Two children recovering well from multi-system inflammatory syndrome

Lim Chang-won Reporter() | Posted : May 27, 2020, 15:43 | Updated : May 27, 2020, 15:43

[Yonhap News Photo]


SEOUL -- Two children hospitalized for showing pediatric multi-system inflammatory syndrome for the first time in South Korea are recovering well from their disease, with an 11-year-old boy already discharged after treatment. A four-year-old girl is still under treatment, but health officials are optimistic about her recovery.

Cases of multi-system inflammatory syndrome in children (MIS-C) have been reported in the U.S. and Europe. The inflammatory response shares common features with other pediatric inflammatory conditions, including Kawasaki disease. Symptoms include a high fever, a rash, very red eyes, abdominal pain and skin peeling on hands or feet.

In an epidemiological study of two suspected MIS-C cases in South Korea, the Korea Centers for Disease Control and Prevention (KCDC) found that the 11-year-old boy had stayed in the Philippines from January to early May. Antibody tests are underway to determine if he was infected with COVID-19.

"Both had clinical patterns of multi-system inflammatory syndrome, but clinical symptoms have improved a lot through immunoglobulin treatment," KCDC director Jeong Eun-kyeong told a regular press briefing on Wednesday.

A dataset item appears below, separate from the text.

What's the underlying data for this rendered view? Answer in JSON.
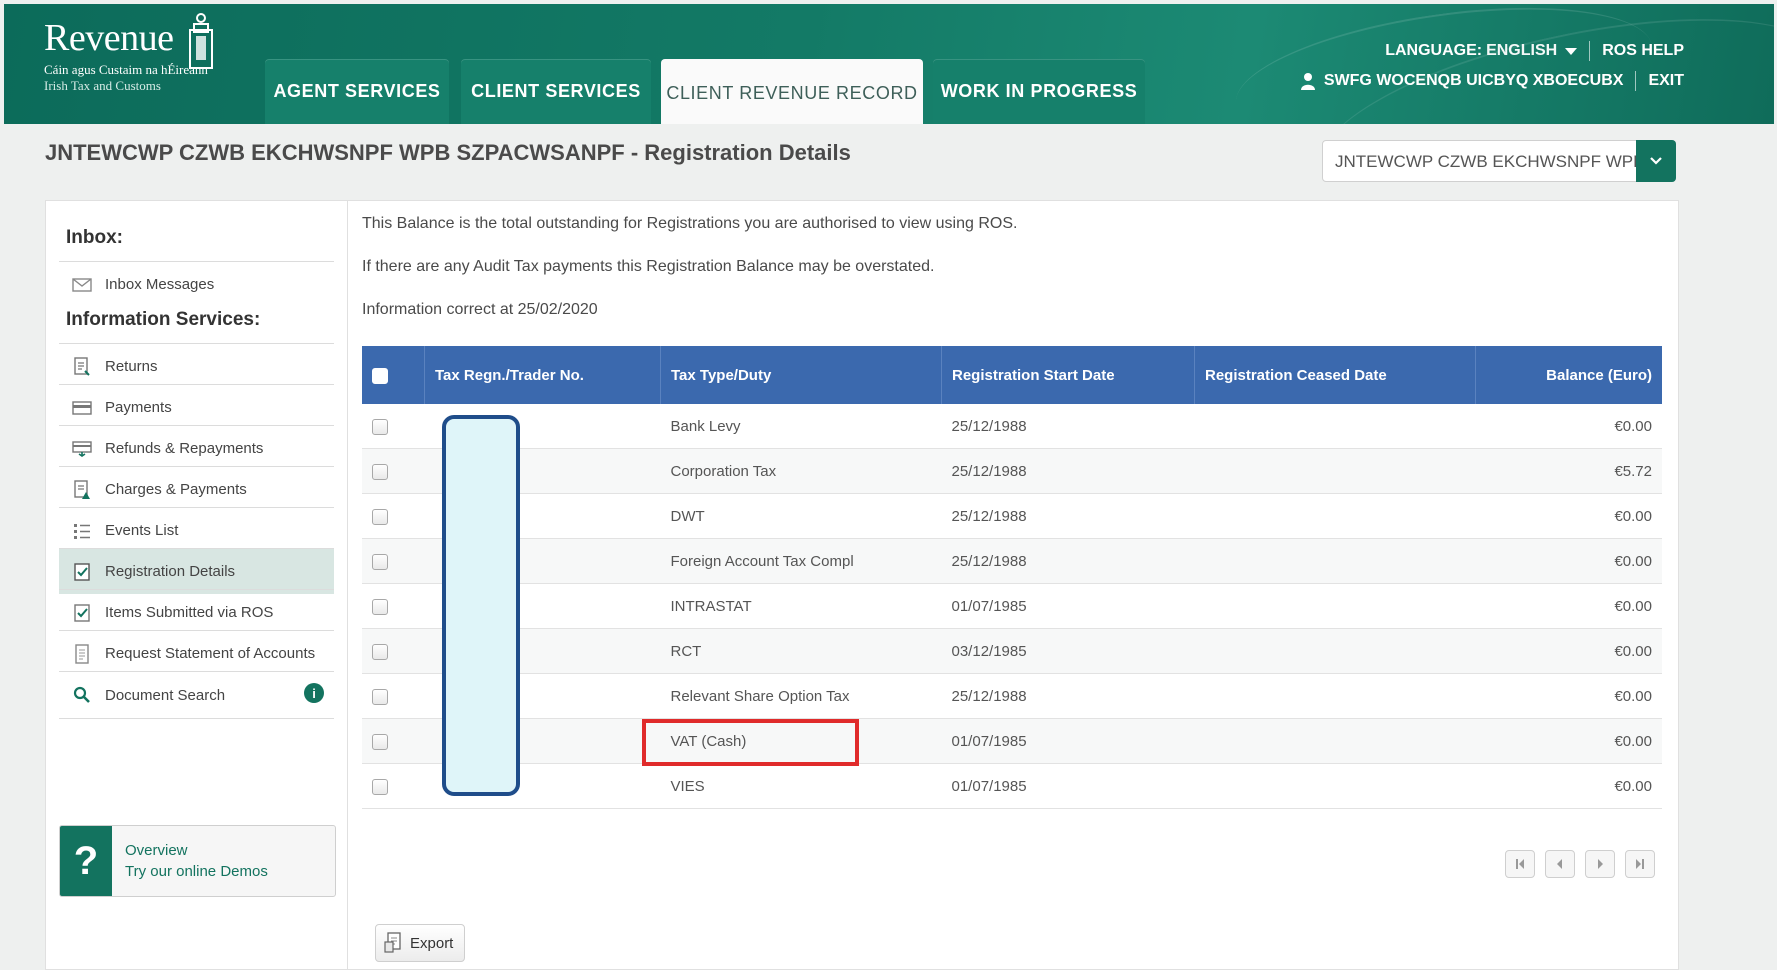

The two children have tested negative for COVID-19 in the real-time polymerase chain reaction (RT-PCR) method that amplifies specific DNA samples. Health officials found that they showed symptoms of Kawasaki disease such as fever, rash, bloodshot and abdominal pain.

"Clinical symptoms have improved a lot through immunoglobulin treatment commonly used in Kawasaki disease," said Kwak Jin, an official from South Korea's epidemic control center. He said that the four-year-old girl showed symptoms in mid-May.

In MIS-C cases, some children who experience the inflammatory disease are testing positive for the novel coronavirus, while others are testing negative for the virus but positive for coronavirus antibodies, suggesting a possible post-infectious inflammatory response even weeks after exposure to the virus or being sick.

Normally, children experience mild to moderate symptoms or show no symptoms at all. Children with an underlying health condition or an immunodeficiency are generally at higher risk for serious illness from COVID-19. But so far, there is little information about how or why the virus may trigger MIS-C in a small number of children who are seemingly healthy. The gravest risk is heart failure.